6 Tips to Help Practices Charge Correctly for Immunizations

By Lisa Eramo  |  May 9, 2017

Pediatricians, primary care physicians, and internists frequently perform immunizations, but are they charging correctly for these services?

Oftentimes, the answer is no, says Raemarie Jimenez, manager of new product development at AAPC, an organization representing professional coders, billers, auditors, compliance professionals, documentation specialists, and practice managers. That’s because a single immunization could require multiple codes. In addition, immunization codes are age-based and may include other requirements, such as counseling and patient education.

Jimenez provides six tips to help practices report immunizations correctly.

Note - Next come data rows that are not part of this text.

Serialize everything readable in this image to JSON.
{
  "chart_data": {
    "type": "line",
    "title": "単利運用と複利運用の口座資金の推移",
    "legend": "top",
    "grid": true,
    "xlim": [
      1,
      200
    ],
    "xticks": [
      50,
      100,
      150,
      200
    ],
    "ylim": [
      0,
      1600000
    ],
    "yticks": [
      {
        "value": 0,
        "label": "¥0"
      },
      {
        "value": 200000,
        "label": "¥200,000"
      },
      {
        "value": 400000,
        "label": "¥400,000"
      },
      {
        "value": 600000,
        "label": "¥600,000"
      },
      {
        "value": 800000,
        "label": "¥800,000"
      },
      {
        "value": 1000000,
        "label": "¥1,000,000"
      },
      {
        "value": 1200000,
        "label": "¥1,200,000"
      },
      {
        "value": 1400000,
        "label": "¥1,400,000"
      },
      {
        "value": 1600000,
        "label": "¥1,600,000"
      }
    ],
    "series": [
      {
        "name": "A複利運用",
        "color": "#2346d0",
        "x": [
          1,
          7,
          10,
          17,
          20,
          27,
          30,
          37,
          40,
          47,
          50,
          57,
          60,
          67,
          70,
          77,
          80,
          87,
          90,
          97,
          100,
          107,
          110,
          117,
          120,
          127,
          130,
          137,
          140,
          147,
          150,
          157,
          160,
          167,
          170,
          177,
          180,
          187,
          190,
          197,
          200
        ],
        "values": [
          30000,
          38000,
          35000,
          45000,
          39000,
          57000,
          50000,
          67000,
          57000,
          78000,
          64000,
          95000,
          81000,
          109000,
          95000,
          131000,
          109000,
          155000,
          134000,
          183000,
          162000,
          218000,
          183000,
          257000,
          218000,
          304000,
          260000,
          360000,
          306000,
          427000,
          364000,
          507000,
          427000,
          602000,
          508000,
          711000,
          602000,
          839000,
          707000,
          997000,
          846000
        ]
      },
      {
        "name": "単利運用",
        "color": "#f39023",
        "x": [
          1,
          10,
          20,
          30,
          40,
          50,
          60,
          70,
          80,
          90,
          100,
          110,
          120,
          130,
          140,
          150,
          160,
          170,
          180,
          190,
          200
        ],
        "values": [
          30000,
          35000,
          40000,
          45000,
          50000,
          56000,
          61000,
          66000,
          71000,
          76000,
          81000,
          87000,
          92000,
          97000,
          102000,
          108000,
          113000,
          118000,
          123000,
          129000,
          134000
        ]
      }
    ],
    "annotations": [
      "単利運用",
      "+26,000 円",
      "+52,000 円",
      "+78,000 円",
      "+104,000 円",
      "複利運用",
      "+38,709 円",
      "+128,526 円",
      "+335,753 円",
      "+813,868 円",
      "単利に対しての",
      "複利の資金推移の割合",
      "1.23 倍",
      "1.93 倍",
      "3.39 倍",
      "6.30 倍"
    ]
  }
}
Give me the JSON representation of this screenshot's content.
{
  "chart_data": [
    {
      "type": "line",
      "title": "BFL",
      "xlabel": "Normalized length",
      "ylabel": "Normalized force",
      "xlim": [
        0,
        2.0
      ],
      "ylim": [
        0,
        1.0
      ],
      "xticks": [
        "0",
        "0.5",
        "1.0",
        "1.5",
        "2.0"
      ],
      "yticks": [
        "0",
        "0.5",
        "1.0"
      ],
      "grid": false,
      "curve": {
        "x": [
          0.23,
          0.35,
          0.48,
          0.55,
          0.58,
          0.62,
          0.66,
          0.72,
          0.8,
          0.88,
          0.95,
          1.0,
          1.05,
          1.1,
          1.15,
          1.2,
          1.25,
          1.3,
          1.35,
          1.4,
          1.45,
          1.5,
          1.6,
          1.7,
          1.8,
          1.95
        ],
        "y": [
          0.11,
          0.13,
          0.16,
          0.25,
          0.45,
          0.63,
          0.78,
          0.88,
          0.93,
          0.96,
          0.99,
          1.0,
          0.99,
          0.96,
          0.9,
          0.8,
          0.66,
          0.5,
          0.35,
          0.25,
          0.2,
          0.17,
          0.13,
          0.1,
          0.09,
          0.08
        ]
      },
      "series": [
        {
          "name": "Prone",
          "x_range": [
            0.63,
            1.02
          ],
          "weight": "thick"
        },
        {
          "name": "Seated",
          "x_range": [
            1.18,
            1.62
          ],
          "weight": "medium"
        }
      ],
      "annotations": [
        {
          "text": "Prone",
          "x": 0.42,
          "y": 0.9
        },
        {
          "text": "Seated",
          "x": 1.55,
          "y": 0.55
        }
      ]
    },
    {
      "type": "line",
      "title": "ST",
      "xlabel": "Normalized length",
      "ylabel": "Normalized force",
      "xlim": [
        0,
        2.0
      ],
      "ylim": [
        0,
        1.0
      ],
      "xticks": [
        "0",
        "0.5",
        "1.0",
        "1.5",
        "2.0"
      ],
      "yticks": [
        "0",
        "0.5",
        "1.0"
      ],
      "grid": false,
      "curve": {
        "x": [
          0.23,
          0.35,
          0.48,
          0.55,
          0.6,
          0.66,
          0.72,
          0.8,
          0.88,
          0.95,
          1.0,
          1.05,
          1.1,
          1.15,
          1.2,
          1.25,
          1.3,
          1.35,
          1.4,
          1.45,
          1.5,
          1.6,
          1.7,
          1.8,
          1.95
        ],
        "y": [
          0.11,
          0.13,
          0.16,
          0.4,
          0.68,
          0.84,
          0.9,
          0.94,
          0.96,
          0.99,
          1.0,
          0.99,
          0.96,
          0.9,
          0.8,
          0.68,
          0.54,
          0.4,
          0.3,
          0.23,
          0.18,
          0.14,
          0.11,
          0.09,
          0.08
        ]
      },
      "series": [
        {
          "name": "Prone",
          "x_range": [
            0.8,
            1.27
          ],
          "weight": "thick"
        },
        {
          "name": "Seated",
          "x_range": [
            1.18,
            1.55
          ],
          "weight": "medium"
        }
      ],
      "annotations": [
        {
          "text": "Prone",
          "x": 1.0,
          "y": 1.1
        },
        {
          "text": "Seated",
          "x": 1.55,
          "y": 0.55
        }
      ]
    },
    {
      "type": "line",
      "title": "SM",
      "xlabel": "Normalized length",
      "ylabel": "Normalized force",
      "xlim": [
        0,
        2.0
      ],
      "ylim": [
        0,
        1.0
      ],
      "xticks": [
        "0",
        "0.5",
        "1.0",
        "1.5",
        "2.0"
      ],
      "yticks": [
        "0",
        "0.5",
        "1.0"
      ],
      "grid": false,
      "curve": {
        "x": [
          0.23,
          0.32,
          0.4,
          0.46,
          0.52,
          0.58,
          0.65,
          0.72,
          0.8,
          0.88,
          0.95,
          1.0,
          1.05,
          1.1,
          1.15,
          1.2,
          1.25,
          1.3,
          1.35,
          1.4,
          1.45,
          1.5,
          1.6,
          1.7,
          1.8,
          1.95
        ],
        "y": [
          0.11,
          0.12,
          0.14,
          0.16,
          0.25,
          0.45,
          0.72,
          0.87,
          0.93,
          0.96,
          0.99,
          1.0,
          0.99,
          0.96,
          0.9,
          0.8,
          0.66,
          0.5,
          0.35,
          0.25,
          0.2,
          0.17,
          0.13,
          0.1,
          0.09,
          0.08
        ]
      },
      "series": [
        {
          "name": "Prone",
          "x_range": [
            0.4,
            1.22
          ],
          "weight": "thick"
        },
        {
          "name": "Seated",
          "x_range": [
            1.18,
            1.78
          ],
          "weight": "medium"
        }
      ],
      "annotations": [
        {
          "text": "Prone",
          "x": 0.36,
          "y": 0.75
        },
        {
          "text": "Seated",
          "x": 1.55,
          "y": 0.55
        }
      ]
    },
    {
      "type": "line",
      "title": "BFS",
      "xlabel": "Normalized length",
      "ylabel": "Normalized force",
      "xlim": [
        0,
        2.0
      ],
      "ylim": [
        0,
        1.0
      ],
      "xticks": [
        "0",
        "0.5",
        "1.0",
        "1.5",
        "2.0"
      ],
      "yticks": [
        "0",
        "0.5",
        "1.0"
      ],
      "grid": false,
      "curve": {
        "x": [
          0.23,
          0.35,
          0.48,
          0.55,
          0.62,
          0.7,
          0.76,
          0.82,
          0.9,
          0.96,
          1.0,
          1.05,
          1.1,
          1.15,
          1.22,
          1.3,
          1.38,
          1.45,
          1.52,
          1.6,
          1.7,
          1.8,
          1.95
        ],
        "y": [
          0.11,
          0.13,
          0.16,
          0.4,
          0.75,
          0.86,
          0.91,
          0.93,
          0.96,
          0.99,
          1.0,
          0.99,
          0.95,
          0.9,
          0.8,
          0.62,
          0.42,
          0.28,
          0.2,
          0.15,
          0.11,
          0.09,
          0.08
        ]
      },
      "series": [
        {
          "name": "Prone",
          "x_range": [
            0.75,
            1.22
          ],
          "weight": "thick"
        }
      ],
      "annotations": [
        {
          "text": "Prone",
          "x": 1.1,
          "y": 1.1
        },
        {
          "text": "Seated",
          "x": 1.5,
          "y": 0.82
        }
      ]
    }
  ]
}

  1. Report ICD-10-CM code Z23 once for all vaccinations given during the encounter. When the purpose of the visit is to vaccinate the patient—and the physician doesn’t address any other concerns—then code Z23 is the only diagnosis code that should appear on the claim, says Jimenez. However, patients often receive vaccinations during preventive exams, in which case multiple diagnosis codes (including Z23) should be present, she adds.
  2. Don’t forget the supply code. Consider one or more codes from CPT range 90476-90749 to denote the specific supply/drug that was administered. One caveat is that physicians shouldn’t report a supply code if they receive the drug for free, says Jimenez. For example, some state Medicaid programs supply vaccination supplies to providers at no charge.
  3. Determine whether the provider performed counseling at the time of vaccine administration. Report codes 90460 and 90461 only when a physician or qualified healthcare professional provides face-to-face counseling, such as education regarding side effects, the benefits of the vaccine, or what to do if the patient experiences a reaction to the vaccine. If no counseling was performed, report codes 90471-90474—regardless of the patient’s age. Don’t assume that counseling occurs with every vaccination, says Jimenez. Sometimes the physician doesn’t counsel the patient or counseling isn’t warranted (e.g., in the case of a series of vaccinations). “If the patient gets a series of vaccinations, they might not need counseling each and every time. They’d get counseling the day it’s administered,” she adds.
  4. Consider the patient’s age when reporting a code for the vaccine administration. If the patient is 19 years of age or older, report one or more codes from CPT range 90471-90474, depending on the method of administration. Note that codes 90471 and 90473 denote the initial vaccine while codes 90472 and 90474 denote each additional vaccination. If the patient is 18 years of age or younger and the provider performs counseling, report CPT code 90460 for the first component of the vaccination and code 90461 for each additional component of the vaccination.
  5. Know when to code ‘per component’ of the vaccine. Codes 90460 and 90461 require a separate code for each component when a single vaccine includes multiple components. For example, when administering the MMR vaccine, report 90460 for the initial component (measles) and 90461 twice—once for the mumps and once for rubella. The same is true for other combination vaccines, such as DTaP (diphtheria, tetanus, and acellular pertussis).
  6. Report HCPCS administration codes for Medicare patients in certain circumstances. This includes when patients receive these vaccinations:
  • Pneumococcus (G0009)
  • Influenza (G0008)
  • Hepatitis B (G0010)

These codes replace CPT codes 90471-90474, says Jimenez.

Importance of immunization data quality

Why is it important to ensure compliance when billing immunizations?

First, there are revenue implications. Medicare, for example, reimburses approximately $26 per immunization, and commercial payers as well as Medicaid may pay even more. This doesn’t include the cost of the drug itself—something for which physicians may be able to bill as well. For practices that perform a large number of immunizations, this could translate to ample reimbursement.

Second, immunizations may help physicians achieve a higher score under the Merit-based Incentive Payment System (MIPS), particularly if they plan to report one or more of the following quality measures:

  • Preventive care and screening – influenza administration
  • Childhood immunization status
  • Immunizations for adolescents
  • Influenza immunization

“Immunizations are something physicians ask patients about each year,” says Jimenez. “They maintain vaccination records especially for children. It’s easy from a documentation perspective to comply with these measures.”

Third, payers are becoming more interested in quality. Jimenez says it’s possible that payers could eventually want to track whether counseling performed at the time of administration helps reduce complications, increase patient compliance with series-based vaccinations, and even keep individuals out of the emergency department. 

“These are the types of things that we’re hoping some of these quality programs produce—finding efficiencies in medicine and the best practices that keep patients the healthiest while also reducing cost,” says Jimenez. “People need to stop thinking ‘code equals reimbursement’ and start thinking about all of the other information we get from code.”